How to Find Your Insider Risk
One of the best ways to prevent potential insider threats is to proactively identify and mitigate insider risks. Data and user monitoring tools can be critical in this phase by revealing how insiders use data in real-world workflows. This can also provide insight into the long-term flow and spreading of data. This can reveal important risk factors such as:
- What users routinely need to work with large amounts of sensitive data?
- What are the routine business workflows that need to be supported?
- What users or groups will need to use a particular type of data?
- What happens to data after it is accessed?
- What users or applications contain copies of the data?
This level of visibility can reveal areas of unnecessary risk and can help the organization define better rules to prevent the oversharing or misuse of sensitive data.
How to Prevent Insider Threats
Actively preventing insider threats can often be a challenge. Many insider threat tools are deployed out of band, which prevents them from blocking an insider event in real-time. Additionally, a suspicious user action may require further investigation to confirm the threat before an organization is willing to take action.
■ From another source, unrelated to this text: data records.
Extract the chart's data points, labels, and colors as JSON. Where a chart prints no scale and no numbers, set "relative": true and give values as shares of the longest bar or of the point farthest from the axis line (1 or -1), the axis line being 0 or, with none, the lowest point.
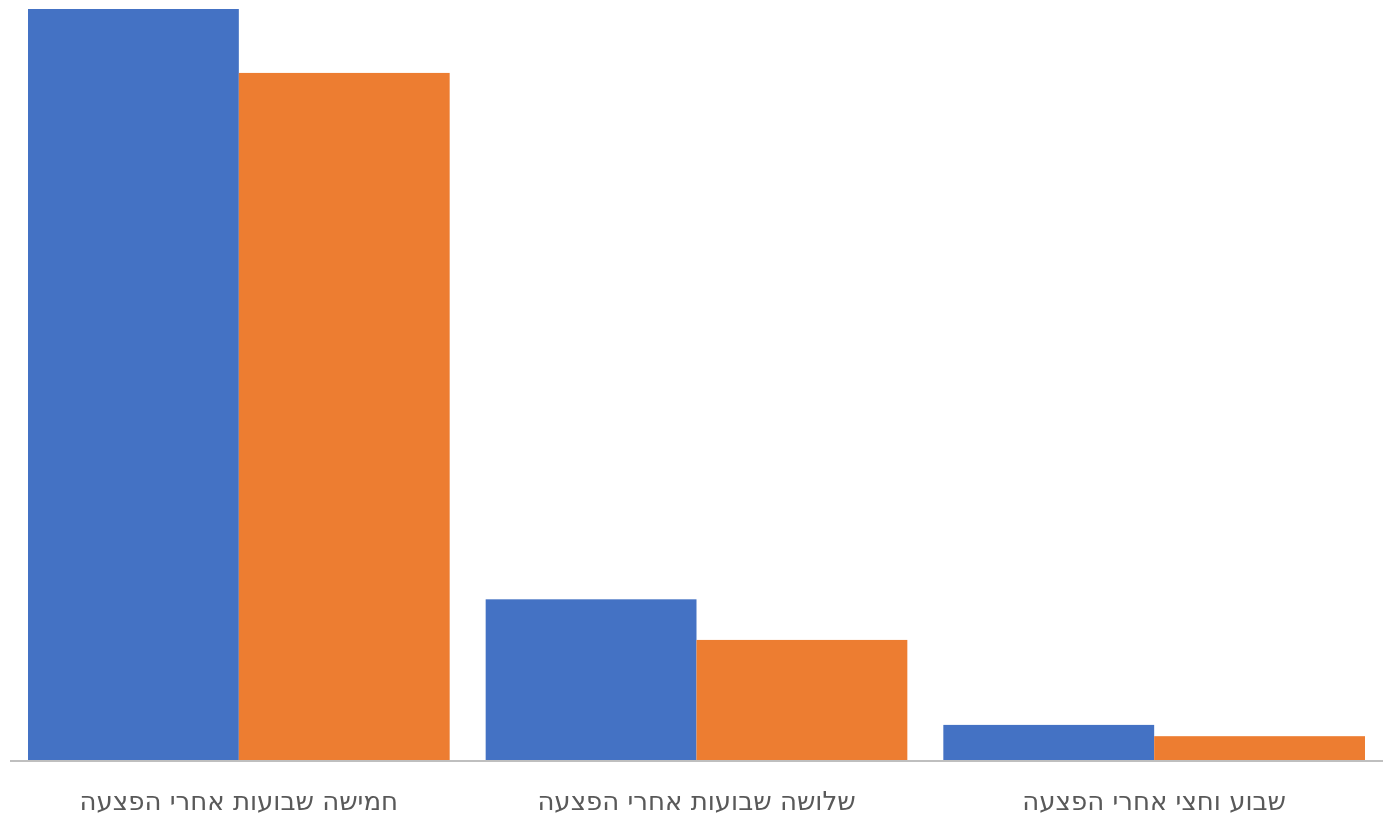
{
  "chart_data": {
    "type": "bar",
    "relative": true,
    "categories": [
      "חמישה שבועות אחרי הפצעה",
      "שלושה שבועות אחרי הפצעה",
      "שבוע וחצי אחרי הפצעה"
    ],
    "series": [
      {
        "color": "#4472c4",
        "values": [
          1,
          0.215,
          0.048
        ]
      },
      {
        "color": "#ed7d31",
        "values": [
          0.915,
          0.161,
          0.033
        ]
      }
    ]
  }
}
As such, organizations should seek out insider threat tools that allow for in-line enforcement and maintain a consistent context of what data is sensitive, which data detection and response solutions like Cyberhaven specialize in. DDR technology gives teams comprehensive visibility into endpoint activities, enabling security teams to spot early signs of malicious or unauthorized actions, such as unexpected access to sensitive files or unusual data transfer patterns. By consistently keeping track of sensitive assets, an organization can confidently take enforcement actions whenever information is about to be exfiltrated from the enterprise.
Security awareness training for insider threats
Users naturally play one of the most important roles in preventing insider threats. According to multiple studies, user mistakes and negligence account for between 63% and 78% of all insider threats. As such, all insiders must be trained in how sensitive data is intended to be handled and protected within the organization.
Training and awareness programs play a pivotal role in mitigating insider threats. These programs should educate employees about insider threat incidents, the dangers of phishing attacks and social engineering, and the importance of robust authentication practices. Organizations can significantly reduce the risk of insider threats by instilling a culture of security mindfulness.
Ideally, organizations should complement regular user training with real-time monitoring and enforcement. For example, instead of simply blocking a user from making a mistake, organizations can invest in technologies that alert the user, explain the policy, and redirect the user to a safer alternative. This has the advantage of reinforcing better security habits in the context of a user’s natural workflow while preventing mistakes that a user can make when distracted or in a hurry.
Insider threat detection and management is crucial to an organization's overall cybersecurity strategy. Your detection strategy requires a multifaceted approach, combining advanced technology, comprehensive policies, regular training, and continuous evaluation to effectively protect against insider threats' wide array of risks.